Secondary Recovery Self-Assessment: Person in Recovery Version Perceptions of the recovery orientation of the program were assessed with the Recovery Self-Assessment (RSA), a 36 item survey that assesses domains of recovery-orientated practice (e.g., focus on life goals, involvement of patients in their own care). The RSA has high internal consistency and is thought to represent a more recovery-oriented or recovery-supportive environment. Each item ranges from 1 to 5. The total score (all 36 items averaged together) also is reported on that scale, with higher meaning more recovery. immediately before the intervention (BL), and 12 months post intervention (Post)
Secondary Illness Management and Recovery Scale: Client Self-Rating The Illness Management and Recovery Scale (IMR) has 15 items (rated on 5-point behaviorally anchored scales) that assess progress toward goals, knowledge about mental illness, involvement with significant others and self-help, time in structured roles, impairment in functioning, symptom distress and coping, relapse prevention and hospitalizations, use of medications, and alcohol and drug use. A total IMR score is made of the mean of the items and has demonstrated good internal consistency, stability (test-retest after two weeks), and convergent validity, correlating with the Recovery Assessment Scale and the Colorado Symptom Index. The total score is reported on the scale of 1 to 5 with higher scores mean better recovery. 12 months prior to the intervention (BL1), immediately before the intervention (BL2), and 12 months post intervention (Post).

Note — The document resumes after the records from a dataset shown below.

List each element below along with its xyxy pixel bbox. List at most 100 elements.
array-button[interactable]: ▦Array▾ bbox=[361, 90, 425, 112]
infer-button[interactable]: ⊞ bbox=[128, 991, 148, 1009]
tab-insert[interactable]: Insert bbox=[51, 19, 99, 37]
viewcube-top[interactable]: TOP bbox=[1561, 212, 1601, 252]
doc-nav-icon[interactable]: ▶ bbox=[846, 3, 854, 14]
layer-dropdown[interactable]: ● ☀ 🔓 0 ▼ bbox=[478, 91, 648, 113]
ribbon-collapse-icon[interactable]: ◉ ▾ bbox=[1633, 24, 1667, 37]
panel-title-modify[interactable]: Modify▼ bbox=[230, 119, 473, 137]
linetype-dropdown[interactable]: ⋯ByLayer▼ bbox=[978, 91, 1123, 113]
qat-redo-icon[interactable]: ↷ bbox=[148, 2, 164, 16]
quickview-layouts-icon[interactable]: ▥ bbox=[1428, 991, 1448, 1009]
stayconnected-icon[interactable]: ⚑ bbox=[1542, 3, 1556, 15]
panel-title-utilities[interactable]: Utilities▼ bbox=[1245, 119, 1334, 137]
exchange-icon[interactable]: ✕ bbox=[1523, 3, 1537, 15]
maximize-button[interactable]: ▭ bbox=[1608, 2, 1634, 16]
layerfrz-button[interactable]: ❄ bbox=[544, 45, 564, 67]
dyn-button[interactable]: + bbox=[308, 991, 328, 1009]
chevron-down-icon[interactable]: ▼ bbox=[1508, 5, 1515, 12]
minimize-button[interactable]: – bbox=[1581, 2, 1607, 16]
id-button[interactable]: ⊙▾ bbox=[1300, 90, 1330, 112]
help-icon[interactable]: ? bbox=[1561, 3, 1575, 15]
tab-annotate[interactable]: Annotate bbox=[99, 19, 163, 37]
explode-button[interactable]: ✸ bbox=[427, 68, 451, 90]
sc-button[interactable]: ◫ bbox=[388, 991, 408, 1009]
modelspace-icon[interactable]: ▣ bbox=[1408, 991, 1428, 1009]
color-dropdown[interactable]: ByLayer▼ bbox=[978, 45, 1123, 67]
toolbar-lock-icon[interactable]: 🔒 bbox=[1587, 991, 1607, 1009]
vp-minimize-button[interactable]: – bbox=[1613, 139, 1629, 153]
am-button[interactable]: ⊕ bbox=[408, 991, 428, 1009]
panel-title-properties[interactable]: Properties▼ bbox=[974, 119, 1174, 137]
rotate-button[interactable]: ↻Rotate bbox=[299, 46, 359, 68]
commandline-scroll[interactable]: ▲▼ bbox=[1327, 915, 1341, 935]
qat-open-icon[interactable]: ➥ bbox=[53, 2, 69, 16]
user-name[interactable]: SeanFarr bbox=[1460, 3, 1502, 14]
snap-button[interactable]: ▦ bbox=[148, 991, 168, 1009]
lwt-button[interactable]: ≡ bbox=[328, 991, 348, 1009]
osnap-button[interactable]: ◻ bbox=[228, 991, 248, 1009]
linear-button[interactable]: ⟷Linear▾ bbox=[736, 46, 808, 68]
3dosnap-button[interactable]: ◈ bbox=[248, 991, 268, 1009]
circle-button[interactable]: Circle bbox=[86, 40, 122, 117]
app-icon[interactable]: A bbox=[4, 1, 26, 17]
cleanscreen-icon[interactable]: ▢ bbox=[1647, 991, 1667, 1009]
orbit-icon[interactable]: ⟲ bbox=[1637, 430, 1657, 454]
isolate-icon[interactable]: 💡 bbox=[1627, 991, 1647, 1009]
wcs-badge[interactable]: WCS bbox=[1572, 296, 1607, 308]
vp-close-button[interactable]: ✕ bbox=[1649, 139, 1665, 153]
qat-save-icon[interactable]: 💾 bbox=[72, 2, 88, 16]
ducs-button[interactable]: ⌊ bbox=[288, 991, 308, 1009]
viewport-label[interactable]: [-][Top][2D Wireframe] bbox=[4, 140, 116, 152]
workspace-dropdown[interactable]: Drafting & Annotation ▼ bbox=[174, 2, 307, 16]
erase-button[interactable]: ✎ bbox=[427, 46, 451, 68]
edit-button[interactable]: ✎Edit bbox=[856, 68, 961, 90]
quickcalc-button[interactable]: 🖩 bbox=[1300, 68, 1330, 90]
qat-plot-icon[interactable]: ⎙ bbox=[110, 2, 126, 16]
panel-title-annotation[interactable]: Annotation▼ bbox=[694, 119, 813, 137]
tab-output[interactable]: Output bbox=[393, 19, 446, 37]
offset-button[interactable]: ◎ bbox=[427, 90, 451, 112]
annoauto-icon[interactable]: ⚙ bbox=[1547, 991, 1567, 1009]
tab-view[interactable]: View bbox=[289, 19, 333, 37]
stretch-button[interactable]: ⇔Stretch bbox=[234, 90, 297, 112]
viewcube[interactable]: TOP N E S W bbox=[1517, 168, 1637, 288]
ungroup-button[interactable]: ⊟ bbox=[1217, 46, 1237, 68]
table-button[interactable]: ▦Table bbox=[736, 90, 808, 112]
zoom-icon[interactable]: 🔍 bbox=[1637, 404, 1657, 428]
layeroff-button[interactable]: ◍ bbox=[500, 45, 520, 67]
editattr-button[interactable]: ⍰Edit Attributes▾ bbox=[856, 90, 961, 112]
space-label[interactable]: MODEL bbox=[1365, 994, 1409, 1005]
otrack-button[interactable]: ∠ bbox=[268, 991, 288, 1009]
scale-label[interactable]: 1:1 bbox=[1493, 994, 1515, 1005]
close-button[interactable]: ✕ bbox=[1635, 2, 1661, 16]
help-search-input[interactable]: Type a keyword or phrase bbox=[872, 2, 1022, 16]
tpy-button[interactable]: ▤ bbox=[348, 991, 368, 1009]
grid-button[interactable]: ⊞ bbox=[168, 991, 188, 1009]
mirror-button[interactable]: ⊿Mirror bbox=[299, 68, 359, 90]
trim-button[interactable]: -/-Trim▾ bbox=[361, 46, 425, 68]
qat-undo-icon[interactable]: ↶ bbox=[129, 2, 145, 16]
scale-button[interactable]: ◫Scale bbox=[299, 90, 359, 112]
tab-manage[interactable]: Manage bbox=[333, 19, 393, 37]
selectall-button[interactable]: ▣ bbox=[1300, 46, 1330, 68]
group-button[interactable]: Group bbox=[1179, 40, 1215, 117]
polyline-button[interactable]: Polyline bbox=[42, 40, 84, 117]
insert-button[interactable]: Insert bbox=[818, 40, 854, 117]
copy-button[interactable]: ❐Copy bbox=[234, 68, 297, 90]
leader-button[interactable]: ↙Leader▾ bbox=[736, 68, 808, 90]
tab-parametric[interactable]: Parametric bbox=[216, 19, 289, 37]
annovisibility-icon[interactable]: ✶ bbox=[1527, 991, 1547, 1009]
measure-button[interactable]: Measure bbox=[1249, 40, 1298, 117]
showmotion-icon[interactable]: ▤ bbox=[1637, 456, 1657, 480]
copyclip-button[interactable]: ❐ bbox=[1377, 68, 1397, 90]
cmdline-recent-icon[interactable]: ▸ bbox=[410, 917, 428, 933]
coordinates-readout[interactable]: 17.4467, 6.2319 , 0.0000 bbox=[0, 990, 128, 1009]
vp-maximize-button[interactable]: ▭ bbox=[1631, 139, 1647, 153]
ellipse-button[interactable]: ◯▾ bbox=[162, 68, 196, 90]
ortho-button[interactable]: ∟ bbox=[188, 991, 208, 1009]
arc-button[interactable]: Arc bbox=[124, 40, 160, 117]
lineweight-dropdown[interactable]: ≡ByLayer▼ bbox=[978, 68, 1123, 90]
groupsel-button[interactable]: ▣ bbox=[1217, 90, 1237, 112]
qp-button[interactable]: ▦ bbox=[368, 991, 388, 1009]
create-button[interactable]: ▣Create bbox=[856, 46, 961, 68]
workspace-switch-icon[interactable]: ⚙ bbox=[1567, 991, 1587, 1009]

Secondary Quality of Life Interview, Brief Version Subjective ratings of overall quality of life and the quality of social relationships, daily life, and family interactions was assessed using a combination of selected scales from the Quality of Life Instrument-Brief Version (QOLI), which been used extensively with a wide range of populations including those who are homeless, have a dual diagnosis, and are ethnic minorities. Because of low internal consistencies of subscales in our sample, a factor analysis was conducted which indicated that a larger scale that included the items from the overall quality of life, social relationships, daily life, and family interactions scales would be more reliable (all items averaged together). The score ranges from 1 to 5, with 1 meaning more quality of life. immediately before the intervention (BL), and 12 months post intervention (Post).